LSP: The #OscarsSoWhite phenomenon was another expression of the frustration in the U.S regarding the situation of equality for minorities... The U.S has a black president, granted, but there’s the feeling that a lot more recognition is needed, including in the world of entertainment and culture. What are your thoughts on this?
AM: When we take the example of French cinema, I would love to count the number of Blacks who have the same importance or enjoy the same recognition as a Jamie Foxx or a Morgan Freeman have here. You've seen the impact of the support expressed by Morgan Freeman on the Hillary Clinton campaign. [In France] we don’t have these kinds of actors. Perhaps French cinema is even more timid. The fight Americans are fighting in Hollywood… is more about equal opportunities than about color. Because I see how they respect Harry Belafonte or Will Smith, how they admire Denzel Washington, how highly Spike Lee is regarded as a director, to the point that even a white man, [Democratic presidential candidate Bernie] Sanders asks him for help to promote his campaign. In France, do we have players of this significance and weight?

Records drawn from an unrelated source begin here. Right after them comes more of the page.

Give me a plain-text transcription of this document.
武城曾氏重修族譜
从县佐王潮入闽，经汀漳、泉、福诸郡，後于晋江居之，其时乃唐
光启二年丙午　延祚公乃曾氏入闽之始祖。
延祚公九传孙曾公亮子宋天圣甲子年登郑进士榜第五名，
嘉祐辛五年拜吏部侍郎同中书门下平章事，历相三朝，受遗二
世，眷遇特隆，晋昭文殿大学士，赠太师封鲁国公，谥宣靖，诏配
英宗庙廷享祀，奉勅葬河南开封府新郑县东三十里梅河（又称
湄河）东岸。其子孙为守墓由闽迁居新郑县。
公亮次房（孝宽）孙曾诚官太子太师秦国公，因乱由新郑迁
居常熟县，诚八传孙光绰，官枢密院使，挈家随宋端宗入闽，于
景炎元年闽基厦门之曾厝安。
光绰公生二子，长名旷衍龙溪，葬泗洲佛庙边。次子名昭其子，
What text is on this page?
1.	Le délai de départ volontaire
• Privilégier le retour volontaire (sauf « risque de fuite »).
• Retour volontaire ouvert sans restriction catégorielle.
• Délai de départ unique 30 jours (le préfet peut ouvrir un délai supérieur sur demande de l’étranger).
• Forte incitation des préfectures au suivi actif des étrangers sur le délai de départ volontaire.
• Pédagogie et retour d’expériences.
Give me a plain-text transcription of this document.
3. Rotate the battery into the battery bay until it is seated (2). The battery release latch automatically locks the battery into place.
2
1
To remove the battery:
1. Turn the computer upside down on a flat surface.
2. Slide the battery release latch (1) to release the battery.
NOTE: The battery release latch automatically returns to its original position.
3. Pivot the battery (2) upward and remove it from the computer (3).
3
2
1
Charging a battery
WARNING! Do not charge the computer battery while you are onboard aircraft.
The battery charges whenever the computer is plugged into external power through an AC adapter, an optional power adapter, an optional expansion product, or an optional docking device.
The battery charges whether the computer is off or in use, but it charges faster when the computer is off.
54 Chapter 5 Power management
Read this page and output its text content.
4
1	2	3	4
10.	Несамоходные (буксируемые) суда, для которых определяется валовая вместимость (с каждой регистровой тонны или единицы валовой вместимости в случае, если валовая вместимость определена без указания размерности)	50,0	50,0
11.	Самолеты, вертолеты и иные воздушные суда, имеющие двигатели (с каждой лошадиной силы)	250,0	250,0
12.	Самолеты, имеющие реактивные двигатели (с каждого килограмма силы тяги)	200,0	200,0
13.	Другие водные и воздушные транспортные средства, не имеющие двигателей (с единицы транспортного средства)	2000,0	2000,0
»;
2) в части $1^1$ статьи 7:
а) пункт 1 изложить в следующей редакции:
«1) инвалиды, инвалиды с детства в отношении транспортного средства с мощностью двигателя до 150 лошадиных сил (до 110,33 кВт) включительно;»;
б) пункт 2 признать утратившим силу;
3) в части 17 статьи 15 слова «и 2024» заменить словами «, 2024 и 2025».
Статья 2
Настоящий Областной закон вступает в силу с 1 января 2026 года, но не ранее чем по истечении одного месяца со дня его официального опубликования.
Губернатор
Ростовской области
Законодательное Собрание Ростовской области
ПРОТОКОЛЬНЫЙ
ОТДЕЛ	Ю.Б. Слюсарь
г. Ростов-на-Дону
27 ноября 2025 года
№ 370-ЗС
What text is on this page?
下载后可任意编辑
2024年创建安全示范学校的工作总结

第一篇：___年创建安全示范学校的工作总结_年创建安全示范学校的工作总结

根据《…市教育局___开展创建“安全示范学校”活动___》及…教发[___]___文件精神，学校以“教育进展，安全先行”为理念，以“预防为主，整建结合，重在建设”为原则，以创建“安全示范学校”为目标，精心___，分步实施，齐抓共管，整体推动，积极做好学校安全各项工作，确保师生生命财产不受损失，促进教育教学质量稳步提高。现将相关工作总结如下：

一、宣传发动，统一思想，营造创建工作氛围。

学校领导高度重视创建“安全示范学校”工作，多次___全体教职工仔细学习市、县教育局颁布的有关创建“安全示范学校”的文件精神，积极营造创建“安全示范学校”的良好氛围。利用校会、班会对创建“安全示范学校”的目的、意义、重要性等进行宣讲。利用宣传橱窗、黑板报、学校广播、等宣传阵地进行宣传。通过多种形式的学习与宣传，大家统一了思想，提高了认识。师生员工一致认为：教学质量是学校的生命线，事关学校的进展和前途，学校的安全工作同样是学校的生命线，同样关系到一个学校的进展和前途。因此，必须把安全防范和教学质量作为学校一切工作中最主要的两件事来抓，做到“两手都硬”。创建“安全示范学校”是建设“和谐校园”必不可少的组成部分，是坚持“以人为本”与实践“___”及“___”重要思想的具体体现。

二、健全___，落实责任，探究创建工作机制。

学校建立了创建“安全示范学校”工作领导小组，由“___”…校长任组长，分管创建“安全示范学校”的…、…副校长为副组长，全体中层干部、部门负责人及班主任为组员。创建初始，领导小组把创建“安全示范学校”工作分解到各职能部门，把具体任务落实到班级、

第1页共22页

We don’t! In France, cinema featuring Blacks remains an epiphenomenon, issues are not necessarily raised or tackled. I mean, here [in the U.S.], even great white filmmakers are taking on black themes for their movies—
LSP: But still, there wasn’t a single black nominee this year at the Academy Awards for a major acting award.
AM: But there have been in the years before. If we begin to count the number of black people needed here, the number of white people needed there… It’s also this kind of American malfunction that I’d like to point a finger at. At some point, if we have nominees and all of them are black, one will start to wonder! I mean diversity – it’s not all about Blacks. Were there any Asians? America, it's not all about Blacks: there are also Latinos, and we don’t see enough of them in movies.
LSP: Let’s talk about the Black Lives Matter movement then. There is much anger being expressed out there right now…
AM: Yes, but I think I would avoid mixing both things up. The Black Lives Matter movement is a continuation of the legacy of the Civil Rights [movement]. It should not be confused with the Hollywood issue. Do not forget that – and it must be clear – that black protests in Hollywood are the protests of the black bourgeoisie. Meaning black people who’ve already gained some notoriety and are already playing in the big leagues. But Black Lives Matter is about the everyday black American living in unemployment, in pain, who has no house, who lives in the streets, who lives in poor neighborhoods. Those people wouldn’t mind reaching a level where they could discuss their presence in Hollywood! But it’s not about these people. We can’t conflate these struggles.
LSP: Your book, The Lights of Pointe-Noire, just came out in the U.S. Do you have any words for your American public?
AM: I say to the American public: come and discover my Africa, my Congo and also perhaps my little voice which tries to speak from a small country of four million: Congo. And it’s also perhaps with the help of literature that all lives will matter, that we’ll all be free.
*The Appeal of June 18 is generally considered to be the origin of the French Resistance movement during the Second World War.